The big picture: The majority of chief executives across more than 400 of the nation's largest companies received year-over-year raises of at least 9% — including several in the Centennial State — as stock awards buoyed the value of compensation packages, per the WSJ.

  • Half of those business leaders earned at least $15.7 million — a new record for median CEO pay in the annual survey — and several made more than $50 million.

Zoom in: At least five CEOs with Colorado connections made the list.

  • All but one received pay increases, mirroring the trajectory of the state's richest residents, who also reached new financial heights last year.

By the numbers: The area's top-paid leader was Gavin Hattersley of beer giant Molson Coors, who received a total pay valued at $12.2 million last year, up about 35% from 2022.

Other local leaders on the list include:

Thomas Palmer: CEO of Greenwood Village-based Newmont, the world's largest gold mining corporation.

  • His total pay was $11.8 million last year, down 14% from 2022.

Daniel Fisher: CEO of Westminster-based Ball Corporation, an aluminum product manufacturer.

  • He made $9.3 million, up 36%.

Scott Brinker: CEO of Denver-based Healthpeak Properties, a real estate investment trust.
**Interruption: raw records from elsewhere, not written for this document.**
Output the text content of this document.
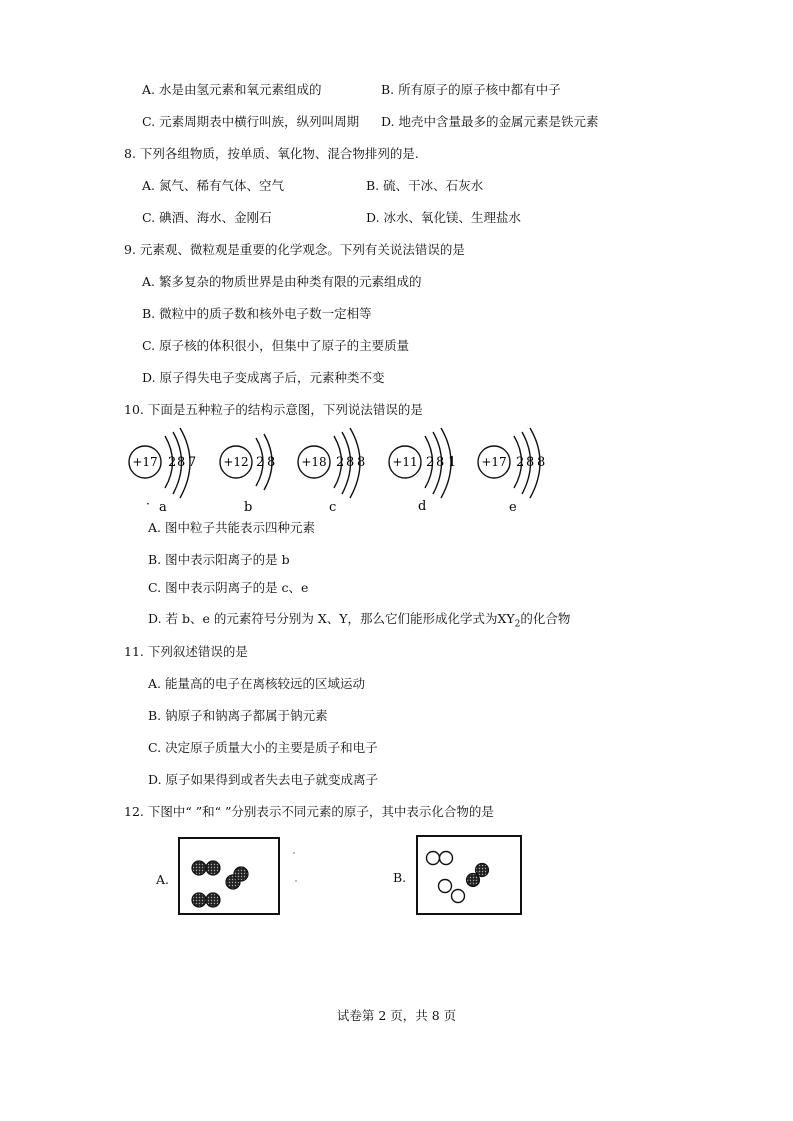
A. 水是由氢元素和氧元素组成的	B. 所有原子的原子核中都有中子
C. 元素周期表中横行叫族，纵列叫周期 D. 地壳中含量最多的金属元素是铁元素
8. 下列各组物质，按单质、氧化物、混合物排列的是.
A. 氮气、稀有气体、空气	B. 硫、干冰、石灰水
C. 碘酒、海水、金刚石	D. 冰水、氧化镁、生理盐水
9. 元素观、微粒观是重要的化学观念。下列有关说法错误的是
A. 繁多复杂的物质世界是由种类有限的元素组成的
B. 微粒中的质子数和核外电子数一定相等
C. 原子核的体积很小，但集中了原子的主要质量
D. 原子得失电子变成离子后，元素种类不变
10. 下面是五种粒子的结构示意图，下列说法错误的是
+17 2 8 7
· a
+12 2 8
b
+18 2 8 8
c
+11 2 8 1
d
+17 2 8 8
e
A. 图中粒子共能表示四种元素
B. 图中表示阳离子的是 b
C. 图中表示阴离子的是 c、e
D. 若 b、e 的元素符号分别为 X、Y，那么它们能形成化学式为$XY_2$的化合物
11. 下列叙述错误的是
A. 能量高的电子在离核较远的区域运动
B. 钠原子和钠离子都属于钠元素
C. 决定原子质量大小的主要是质子和电子
D. 原子如果得到或者失去电子就变成离子
12. 下图中“ ”和“ ”分别表示不同元素的原子，其中表示化合物的是
A.	B.
试卷第 2 页，共 8 页
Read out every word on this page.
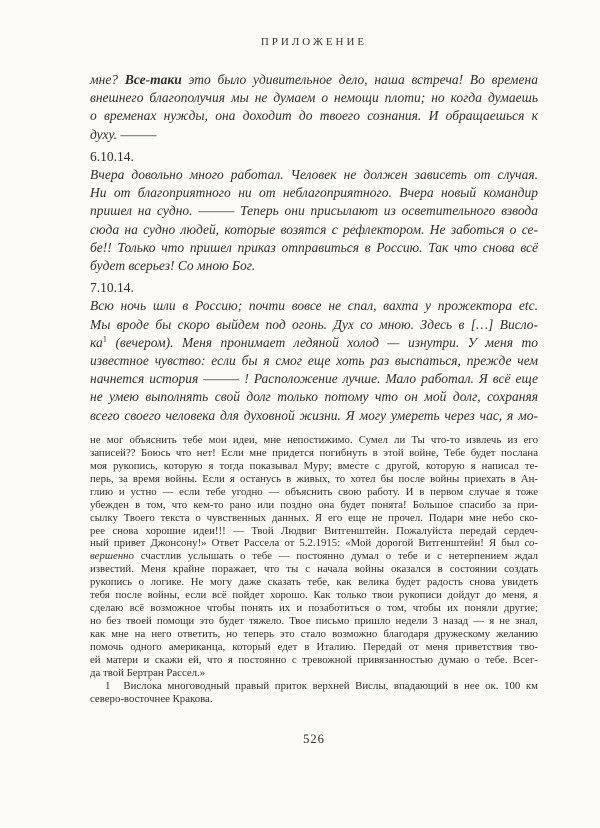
ПРИЛОЖЕНИЕ
мне? Все-таки это было удивительное дело, наша встреча! Во времена
внешнего благополучия мы не думаем о немощи плоти; но когда думаешь
о временах нужды, она доходит до твоего сознания. И обращаешься к
духу. ———
6.10.14.
Вчера довольно много работал. Человек не должен зависеть от случая.
Ни от благоприятного ни от неблагоприятного. Вчера новый командир
пришел на судно. ——— Теперь они присылают из осветительного взвода
сюда на судно людей, которые возятся с рефлектором. Не заботься о се-
бе!! Только что пришел приказ отправиться в Россию. Так что снова всё
будет всерьез! Со мною Бог.
7.10.14.
Всю ночь шли в Россию; почти вовсе не спал, вахта у прожектора etc.
Мы вроде бы скоро выйдем под огонь. Дух со мною. Здесь в […] Висло-
$ка^1$ (вечером). Меня пронимает ледяной холод — изнутри. У меня то
известное чувство: если бы я смог еще хоть раз выспаться, прежде чем
начнется история ——— ! Расположение лучше. Мало работал. Я всё еще
не умею выполнять свой долг только потому что он мой долг, сохраняя
всего своего человека для духовной жизни. Я могу умереть через час, я мо-
не мог объяснить тебе мои идеи, мне непостижимо. Сумел ли Ты что-то извлечь из его
записей?? Боюсь что нет! Если мне придется погибнуть в этой войне, Тебе будет послана
моя рукопись, которую я тогда показывал Муру; вместе с другой, которую я написал те-
перь, за время войны. Если я останусь в живых, то хотел бы после войны приехать в Ан-
глию и устно — если тебе угодно — объяснить свою работу. И в первом случае я тоже
убежден в том, что кем-то рано или поздно она будет понята! Большое спасибо за при-
сылку Твоего текста о чувственных данных. Я его еще не прочел. Подари мне небо ско-
рее снова хорошие идеи!!! — Твой Людвиг Витгенштейн. Пожалуйста передай сердеч-
ный привет Джонсону!» Ответ Рассела от 5.2.1915: «Мой дорогой Витгенштейн! Я был со-
вершенно счастлив услышать о тебе — постоянно думал о тебе и с нетерпением ждал
известий. Меня крайне поражает, что ты с начала войны оказался в состоянии создать
рукопись о логике. Не могу даже сказать тебе, как велика будет радость снова увидеть
тебя после войны, если всё пойдет хорошо. Как только твои рукописи дойдут до меня, я
сделаю всё возможное чтобы понять их и позаботиться о том, чтобы их поняли другие;
но без твоей помощи это будет тяжело. Твое письмо пришло недели 3 назад — я не знал,
как мне на него ответить, но теперь это стало возможно благодаря дружескому желанию
помочь одного американца, который едет в Италию. Передай от меня приветствия тво-
ей матери и скажи ей, что я постоянно с тревожной привязанностью думаю о тебе. Всег-
да твой Бертран Рассел.»
1 Висло́ка многоводный правый приток верхней Вислы, впадающий в нее ок. 100 км
северо-восточнее Кракова.
526
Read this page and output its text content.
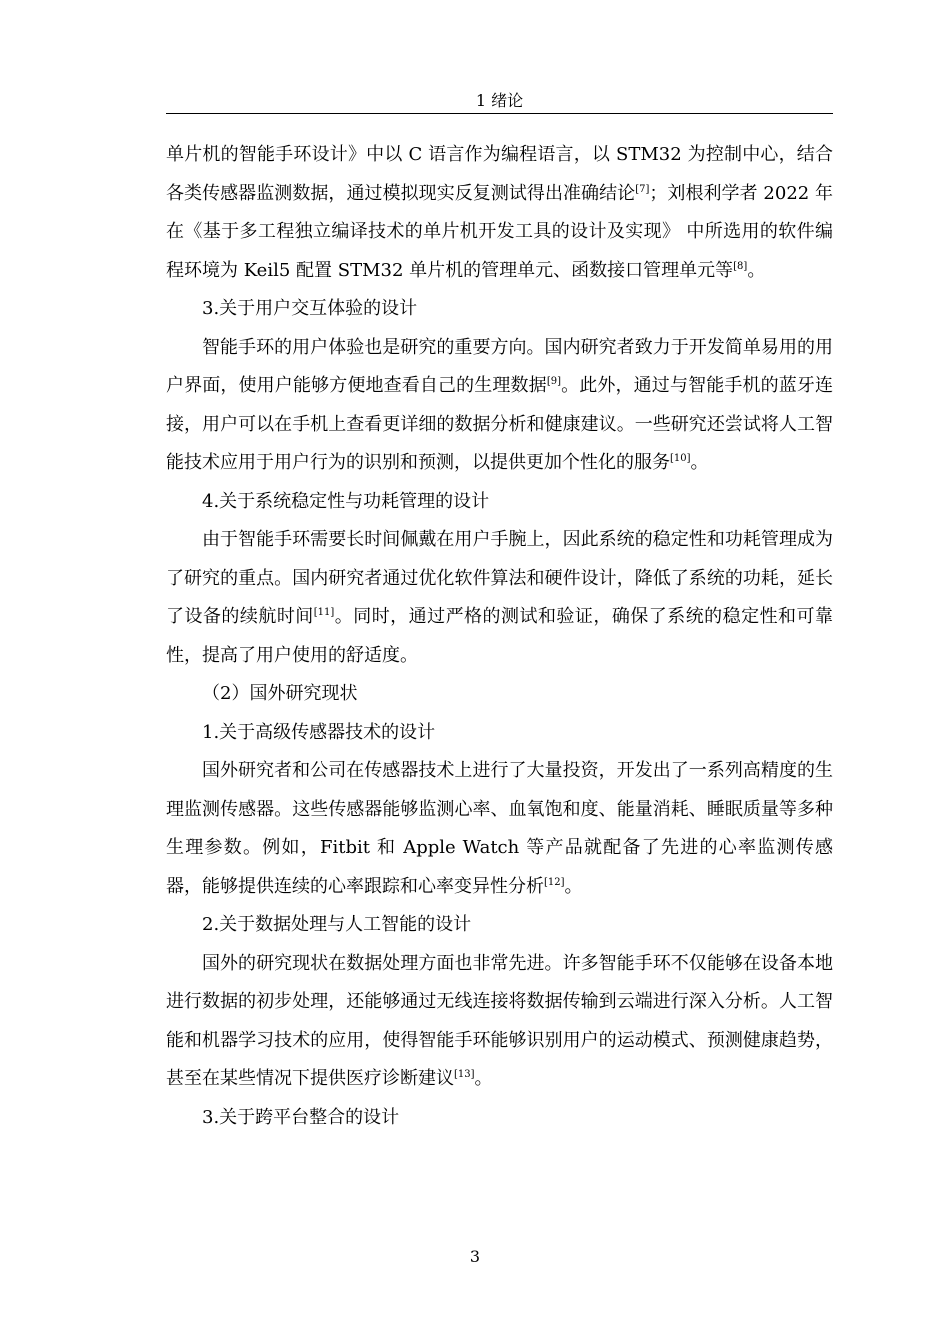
1 绪论

单片机的智能手环设计》中以 C 语言作为编程语言，以 STM32 为控制中心，结合各类传感器监测数据，通过模拟现实反复测试得出准确结论[7]；刘根利学者 2022 年在《基于多工程独立编译技术的单片机开发工具的设计及实现》 中所选用的软件编程环境为 Keil5 配置 STM32 单片机的管理单元、函数接口管理单元等[8]。

3.关于用户交互体验的设计

智能手环的用户体验也是研究的重要方向。国内研究者致力于开发简单易用的用户界面，使用户能够方便地查看自己的生理数据[9]。此外，通过与智能手机的蓝牙连接，用户可以在手机上查看更详细的数据分析和健康建议。一些研究还尝试将人工智能技术应用于用户行为的识别和预测，以提供更加个性化的服务[10]。

4.关于系统稳定性与功耗管理的设计

由于智能手环需要长时间佩戴在用户手腕上，因此系统的稳定性和功耗管理成为了研究的重点。国内研究者通过优化软件算法和硬件设计，降低了系统的功耗，延长了设备的续航时间[11]。同时，通过严格的测试和验证，确保了系统的稳定性和可靠性，提高了用户使用的舒适度。

（2）国外研究现状

1.关于高级传感器技术的设计

国外研究者和公司在传感器技术上进行了大量投资，开发出了一系列高精度的生理监测传感器。这些传感器能够监测心率、血氧饱和度、能量消耗、睡眠质量等多种生理参数。例如，Fitbit 和 Apple Watch 等产品就配备了先进的心率监测传感器，能够提供连续的心率跟踪和心率变异性分析[12]。

2.关于数据处理与人工智能的设计

国外的研究现状在数据处理方面也非常先进。许多智能手环不仅能够在设备本地进行数据的初步处理，还能够通过无线连接将数据传输到云端进行深入分析。人工智能和机器学习技术的应用，使得智能手环能够识别用户的运动模式、预测健康趋势，甚至在某些情况下提供医疗诊断建议[13]。

3.关于跨平台整合的设计

3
  • He made $7.7 million, up 38%.

Javier Rodriguez: CEO of Denver-based DaVita, a kidney dialysis provider.

  • He made $6.7 million, up a whopping 125%.

How it works: The Wall Street Journal used information from corporate proxy statements filed through May 16 last year by companies in the S&P 500 index, as collected by MyLogIQ, a provider of public company data and analysis.